Cannes 2021: Titane wins Palme d’Or
The 74th edition of the Cannes Film Festival capped off after a dizzying 12-day affair, with its closing ceremony held in the most unusually chaotic fashion. Jury president Spike Lee revealed the big winner of the night — saved for the very last announcement — the Palme d’Or, at the very beginning, culminating into a flurry of shocked responses. When the host of the ceremony, Doria Tiller, asked Lee to present the due awards, Lee at once announced that the Palme d’Or had been awarded to Titane. Fellow jury members Tahar Rahim and Melanie Laurent had to stop Lee, who having realised his mistake, slipped into an awkward moment of silence. “I apologise for messing up,” said the film-maker, as he later let the presenter, actress Sharon Stone, announce the winner to thunderous applause.
Even though Lee had let the cat out of the bag much earlier, it didn’t take away from the historic decision of awarding Julia Ducournau’s second feature that shocked Cannes with its mind-numbing, body-horror thriller about a female killer who has sex with a Cadillac and gets impregnated. (Yes, you read that right!)
Touted as one of the wildest and most shocking features to have ever been shown in the history of the festival, Titane’s triumph is a massive achievement with regard to the horror genre itself. Ducournau’s debut feature Raw had also premiered at Cannes where it had won the FIPRESCI Award in 2016. “This evening has been so perfect because it was not perfect,” said an overwhelmed Ducournau.
This win also makes the 37-year-old French film-maker only the second female director ever to win the Palme d’Or in the festival’s 74-year history. Jane Campion had won it for The Piano way back in 1993. “Quite frankly, I hope that the prize I received has nothing to do with being a woman. There will be a third, there will be a fourth, there will be a fifth,” said Ducournau.
In the jury conference after the closing ceremony, Lee commented that the decision was not unanimous as each jury member had a separate winner in their mind, so they had a freewheeling conversation and debate to reach a final winner. Given the high-profile list of 24 movies in contention — from Wes Anderson’s The French Dispatch to Paul Verhoeven’s Benedetta — this year had a rich tapestry of titles. The screenings met with strong response, which is considered a Cannes highlight (The French Dispatch, in particular, received a standing ovation for nine minutes while Nanni Moretti’s Tre Piani witnessed scattered boos).
THE BIG WINNERS
The Grand Prix was shared by Finnish director Juho Kuosmanen’s Compartment No. 6 and Asghar Farhadi’s Iranian feature A Hero. Compartment No. 6 is an adaptation of the novel by Finnish author Rosa Liksom. Farhadi’s drama revolves around a man who finds new ways of repaying a debt. Even the Jury Prize was shared by two films, Nadav Lapid’s Le Genou d’Ahed (Ahed’s Knee), about a native director’s plea for creative freedom, and Thai film-maker Apichatpong Weerasethakul’s Memoria.

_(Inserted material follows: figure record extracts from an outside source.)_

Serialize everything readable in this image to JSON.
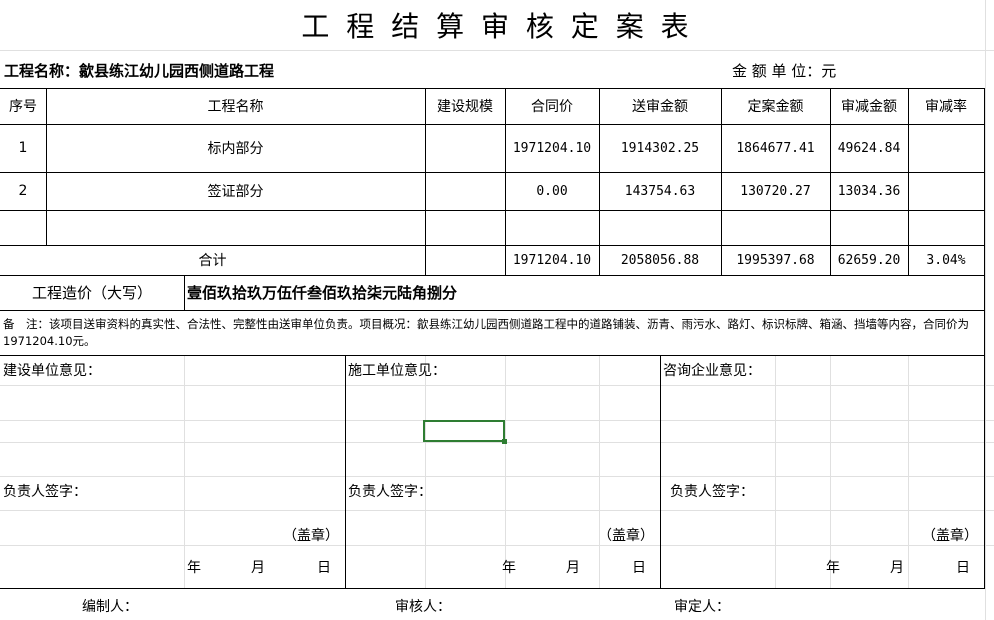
{
  "title": "工 程 结 算 审 核 定 案 表",
  "project_label": "工程名称：歙县练江幼儿园西侧道路工程",
  "unit_label": "金 额 单 位：元",
  "headers": [
    "序号",
    "工程名称",
    "建设规模",
    "合同价",
    "送审金额",
    "定案金额",
    "审减金额",
    "审减率"
  ],
  "rows": [
    [
      "1",
      "标内部分",
      "",
      "1971204.10",
      "1914302.25",
      "1864677.41",
      "49624.84",
      ""
    ],
    [
      "2",
      "签证部分",
      "",
      "0.00",
      "143754.63",
      "130720.27",
      "13034.36",
      ""
    ],
    [
      "",
      "",
      "",
      "",
      "",
      "",
      "",
      ""
    ]
  ],
  "total": {
    "label": "合计",
    "values": [
      "",
      "1971204.10",
      "2058056.88",
      "1995397.68",
      "62659.20",
      "3.04%"
    ]
  },
  "capital": {
    "label": "工程造价（大写）",
    "value": "壹佰玖拾玖万伍仟叁佰玖拾柒元陆角捌分"
  },
  "note": "备　注：该项目送审资料的真实性、合法性、完整性由送审单位负责。项目概况：歙县练江幼儿园西侧道路工程中的道路铺装、沥青、雨污水、路灯、标识标牌、箱涵、挡墙等内容，合同价为1971204.10元。",
  "opinions": [
    {
      "title": "建设单位意见：",
      "sign": "负责人签字：",
      "seal": "（盖章）",
      "year": "年",
      "month": "月",
      "day": "日"
    },
    {
      "title": "施工单位意见：",
      "sign": "负责人签字：",
      "seal": "（盖章）",
      "year": "年",
      "month": "月",
      "day": "日"
    },
    {
      "title": "咨询企业意见：",
      "sign": "负责人签字：",
      "seal": "（盖章）",
      "year": "年",
      "month": "月",
      "day": "日"
    }
  ],
  "footer": [
    "编制人：",
    "审核人：",
    "审定人："
  ],
  "colors": {
    "selection": "#2e7d32"
  }
}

Annette, starring Adam Driver and Marion Cotillard, which served as the opening film of the festival, won director Leos Carax the Best Director award. Ryusuke Hamaguchi’s Drive My Car, adapted from two Haruki Murakami short stories, proved to be the darling of the critics, winning both the FIPRESCI as well as the Prize of the Ecumenical Jury. In addition, it also won the Best Screenplay award. Renate Reinsve took home the award for Best Actress for Joachim Trier’s The Worst Person in the World, while Caleb Landry Jones won Best Actor for playing real-life serial-killer Martin Bryant in Justin Kurzel’s Nitram.
Mumbai-based film-maker Payal Kapadia did India proud, winning the prestigious Oeil d’or award for Best Documentary for her work A Night of Knowing Nothing. Kapadia, a Film and Television Institute of India alumni, pulled ahead of heavyweight contenders in the category, such as Andrea Arnold’s Cow, Todd Haynes’ The Velvet Underground, Oliver Stone’s JFK Revisited: Through the Looking Glass and Marco Bellocchio’s Marx Can Wait. A Night of Knowing Nothing, that was screened in the Director’s Fortnight section, follows a university student in India who writes letters to her estranged lover while he is away.